In mass cultures derived from reduction mammoplasty, we and others had shown previously that a subpopulation of the primary breast luminal epithelial compartment was capable of giving rise to both luminal epithelial and myoepithelial cells (Kao et al., 1995
; Kang et al., 1997
; Péchoux et al., 1999
; Clarke et al., 2005
). Furthermore, in culture and occasionally in suprabasal cells in the epithelial layer in situ, single cells could exhibit dual staining for these two cell types (Péchoux et al., 1999
). Cells in this position were shown later to be K19 positive and could be immortalized occasionally in mass culture with HPV E6/E7 (Gudjonsson et al., 2002b
). The discovery in the present study of a ductal stem cell zone in the human breast opens the possibility of the existence of a hierarchy among differentiated progeny at other locations. In the mammary gland, the ultimate level of differentiation is reached during lactation. Although we have not addressed the consequence of lactation on ductal differentiation, a previous study strongly suggested that ducts are indeed protected from hormone-induced differentiation (Bocker et al., 2002
). This is in agreement with the presumed function of candidate stem cells in mature ducts of humans and rodents as a source of lateral branching during the formation of milk-producing lobules (Taylor-Papadimitriou et al., 1983
; Cardiff and Wellings, 1999
). Functionally, one of the hallmarks of stem cells is the ability to self-renew (for reviews see Watt, 1998
; Mackenzie, 2006
). A culture assay for self-renewal in human breast epithelial cells was successfully adopted from the field of neurobiology combined with the use of 3D laminin-rich gels (Petersen et al., 1992
). Thus, cells prevented from attachment grew in suspension to form the so-called mammospheres (Dontu et al., 2003
) reminiscent of the originally described neurospheres. Self-renewing stem cells were characterized by the ability to form new multipotent mammospheres even after passaging (Dontu et al., 2003
). The other widely used culture assay of self-renewal in epithelial tissues is growth after plating at clonal density (for reviews see Watt, 1998
; Mackenzie, 2006
). We used both assays in the present study and showed that both mammospheres and multipotent clones could self-renew, although we do not yet know how the fraction of the self-renewing clones compare between the assays.

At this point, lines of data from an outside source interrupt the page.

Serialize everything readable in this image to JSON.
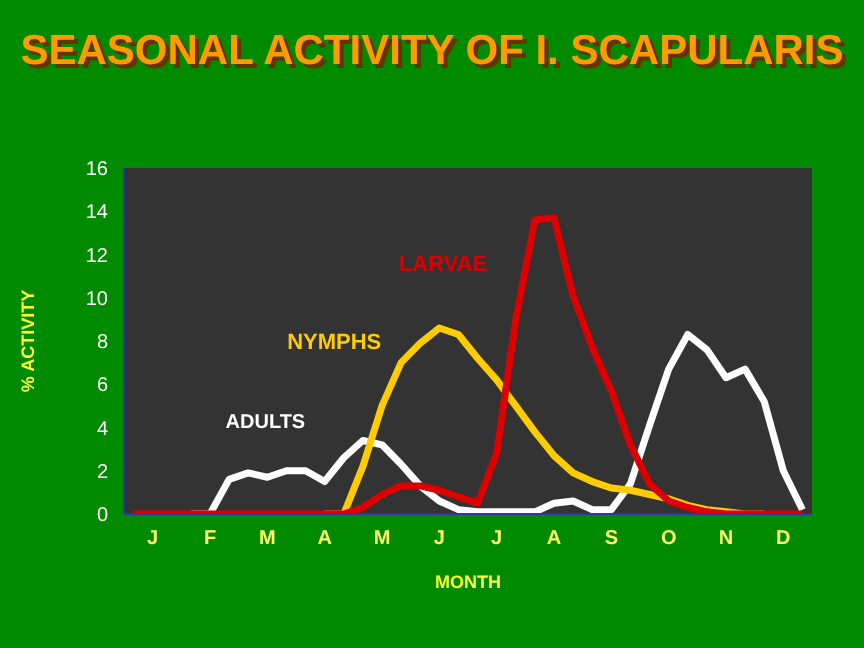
{
  "chart_data": {
    "type": "line",
    "title": "SEASONAL ACTIVITY OF I. SCAPULARIS",
    "xlabel": "MONTH",
    "ylabel": "% ACTIVITY",
    "categories": [
      null,
      "J",
      null,
      null,
      "F",
      null,
      null,
      "M",
      null,
      null,
      "A",
      null,
      null,
      "M",
      null,
      null,
      "J",
      null,
      null,
      "J",
      null,
      null,
      "A",
      null,
      null,
      "S",
      null,
      null,
      "O",
      null,
      null,
      "N",
      null,
      null,
      "D",
      null
    ],
    "ylim": [
      0,
      16
    ],
    "yticks": [
      0,
      2,
      4,
      6,
      8,
      10,
      12,
      14,
      16
    ],
    "grid": false,
    "legend": false,
    "marker": "none",
    "line_style": "solid",
    "series": [
      {
        "name": "ADULTS",
        "color": "#ffffff",
        "values": [
          null,
          null,
          null,
          0,
          0,
          1.6,
          1.9,
          1.7,
          2.0,
          2.0,
          1.5,
          2.6,
          3.4,
          3.2,
          2.3,
          1.3,
          0.6,
          0.2,
          0.1,
          0.1,
          0.1,
          0.1,
          0.5,
          0.6,
          0.2,
          0.2,
          1.4,
          4.1,
          6.7,
          8.3,
          7.6,
          6.3,
          6.7,
          5.2,
          2.0,
          0.2
        ]
      },
      {
        "name": "NYMPHS",
        "color": "#ffcc00",
        "values": [
          null,
          null,
          null,
          null,
          null,
          null,
          null,
          null,
          null,
          null,
          0,
          0,
          2.2,
          5.0,
          7.0,
          7.9,
          8.6,
          8.3,
          7.2,
          6.2,
          5.0,
          3.8,
          2.7,
          1.9,
          1.5,
          1.2,
          1.1,
          0.9,
          0.7,
          0.4,
          0.2,
          0.1,
          0,
          0,
          null,
          null
        ]
      },
      {
        "name": "LARVAE",
        "color": "#dd0000",
        "values": [
          0,
          0,
          0,
          0,
          0,
          0,
          0,
          0,
          0,
          0,
          0,
          0,
          0.3,
          0.9,
          1.3,
          1.3,
          1.1,
          0.8,
          0.5,
          2.8,
          9.0,
          13.6,
          13.7,
          10.1,
          7.7,
          5.7,
          3.2,
          1.4,
          0.6,
          0.3,
          0.1,
          0,
          0,
          0,
          0,
          0
        ]
      }
    ]
  }
}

Our findings are pertinent to two poorly understood aspects of breast cancer evolution. For example, we know that breast cancers comprise at least two well-defined subtypes with distinct molecular profiles reminiscent of the luminal and basal lineages (Perou et al., 2000
). This has led to a resurgence of speculation that breast cancers may arise in the different compartments within a stem cell hierarchy (Taylor-Papadimitriou et al., 1983
; Rudland, 1987
; Al-Hajj et al., 2003
; Behbod and Rosen, 2005
; Clarke, 2005
). The hierarchy described here may guide the design of experiments to test the possible role of these progenitors in the origin of breast cancer subtypes, a possibility that is under investigation.